Early Agrarian Tripping Falls

Shortly after the panic of 1893, through which Tripping Falls and its small, but steady economy was unfazed, Waite passed away; he was in the middle of cooking Thanksgiving dinner in Aspen. News of his death hit Tripping Falls particularly hard as he’d been such a champion for the unique Tripping Falls economy.

To honor his death, each year around Thanksgiving, the Tripping Falls Chamber of Commerce puts on its annual “Turkey Death Match” — which is less violent than it sounds. All of the turkeys are butchered and used for the town’s Thanksgiving celebration anyway. The turkeys are dressed in football jerseys and given a set of obstacles to navigate. If a turkey actually finishes any of the obstacles, he has the honor of being slaughtered first. 

In 1905, President Roosevelt named the lush, wooded area around Tripping Falls the “Medicine Bow-Routt National Forest.” This made no difference to anyone in the town. 

During the Great Depression, when jobs were desperately sparse around the country, Tripping Falls again prospered as people were able to fill unique high-altitude ranching jobs that helped the region grow and thrive.

In 1946, Mike the Headless Chicken came to visit Tripping Falls with much fanfare.

In 1964, before the Beatles played Red Rocks, they visited Tripping Falls briefly, misunderstanding the non-psychedelic nature of the naming convention.

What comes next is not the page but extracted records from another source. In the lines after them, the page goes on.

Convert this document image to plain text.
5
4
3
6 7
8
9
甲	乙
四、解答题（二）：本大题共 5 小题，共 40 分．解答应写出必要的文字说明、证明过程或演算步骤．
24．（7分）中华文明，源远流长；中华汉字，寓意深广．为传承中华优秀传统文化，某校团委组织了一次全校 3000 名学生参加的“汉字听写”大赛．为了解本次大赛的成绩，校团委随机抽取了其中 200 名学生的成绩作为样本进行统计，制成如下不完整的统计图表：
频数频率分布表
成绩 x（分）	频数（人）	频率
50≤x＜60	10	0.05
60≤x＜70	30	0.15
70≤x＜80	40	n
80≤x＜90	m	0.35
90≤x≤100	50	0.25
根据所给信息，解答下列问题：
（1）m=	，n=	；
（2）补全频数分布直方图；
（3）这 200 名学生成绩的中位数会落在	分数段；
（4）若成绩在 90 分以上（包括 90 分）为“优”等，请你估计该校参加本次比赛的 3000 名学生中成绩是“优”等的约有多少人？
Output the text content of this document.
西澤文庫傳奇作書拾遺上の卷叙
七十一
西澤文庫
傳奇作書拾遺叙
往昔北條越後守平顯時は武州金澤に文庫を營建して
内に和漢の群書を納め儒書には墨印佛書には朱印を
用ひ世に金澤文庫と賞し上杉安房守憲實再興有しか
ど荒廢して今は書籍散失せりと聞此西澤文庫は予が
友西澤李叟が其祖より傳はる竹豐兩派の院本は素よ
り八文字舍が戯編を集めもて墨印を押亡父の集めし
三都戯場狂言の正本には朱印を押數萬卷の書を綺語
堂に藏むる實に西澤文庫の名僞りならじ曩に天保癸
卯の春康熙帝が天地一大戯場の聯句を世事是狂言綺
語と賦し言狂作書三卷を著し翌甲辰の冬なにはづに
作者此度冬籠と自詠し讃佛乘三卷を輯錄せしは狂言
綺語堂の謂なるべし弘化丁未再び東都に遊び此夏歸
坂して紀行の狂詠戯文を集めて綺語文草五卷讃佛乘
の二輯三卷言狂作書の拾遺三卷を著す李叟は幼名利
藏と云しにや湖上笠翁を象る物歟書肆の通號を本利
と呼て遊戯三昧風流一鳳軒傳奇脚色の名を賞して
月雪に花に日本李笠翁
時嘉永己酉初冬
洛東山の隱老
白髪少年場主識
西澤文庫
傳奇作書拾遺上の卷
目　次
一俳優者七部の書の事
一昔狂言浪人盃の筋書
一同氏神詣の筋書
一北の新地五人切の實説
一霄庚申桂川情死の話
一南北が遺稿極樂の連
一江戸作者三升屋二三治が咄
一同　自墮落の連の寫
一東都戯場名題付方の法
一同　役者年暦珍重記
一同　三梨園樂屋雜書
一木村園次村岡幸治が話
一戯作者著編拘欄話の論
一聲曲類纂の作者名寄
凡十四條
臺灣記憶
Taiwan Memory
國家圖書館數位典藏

The group never returned.

Mutant Migration

In 1969, the government conducted the Rulison Project underneath the rural town of Rulison, Colorado. It was supposedly a “safe” nuclear explosion, and was recorded as such, historically. But the government tried to cover up the residual impact the explosion had on the residents of the small town — radiation in the water and natural gas reserves underground. In exchange for their silence, the residents of Rulison were well-compensated and encouraged to move to other mountain towns while the government tried to decontaminate the area. Tripping Falls took in several of the slightly mutated Rulison refugees — many of whom started some of Tripping Falls longest-standing businesses. 

As mountain town tourism ramped up elsewhere in Colorado, Tripping Falls once again faded into obscurity until 2014 when marijuana was legalized. Again, misunderstanding the naming convention of the falls, throngs of misguided “weed tourists” and young transplants tried to find their way to the secluded mountain town. This resulted in two significant situations: 1) There was an extreme spike in missing persons cases reported from 2014-2018 and 2) The Lodge at Tripping Falls started booking out years in advance.

Each year to “celebrate” this influx of tourists and to assist in rescue efforts, Tripping Falls holds their annual “100 Acre Hide and Seek” event. Those who make it back from the hunt are welcomed to a weekend-long festival of art, music, local spirits and food.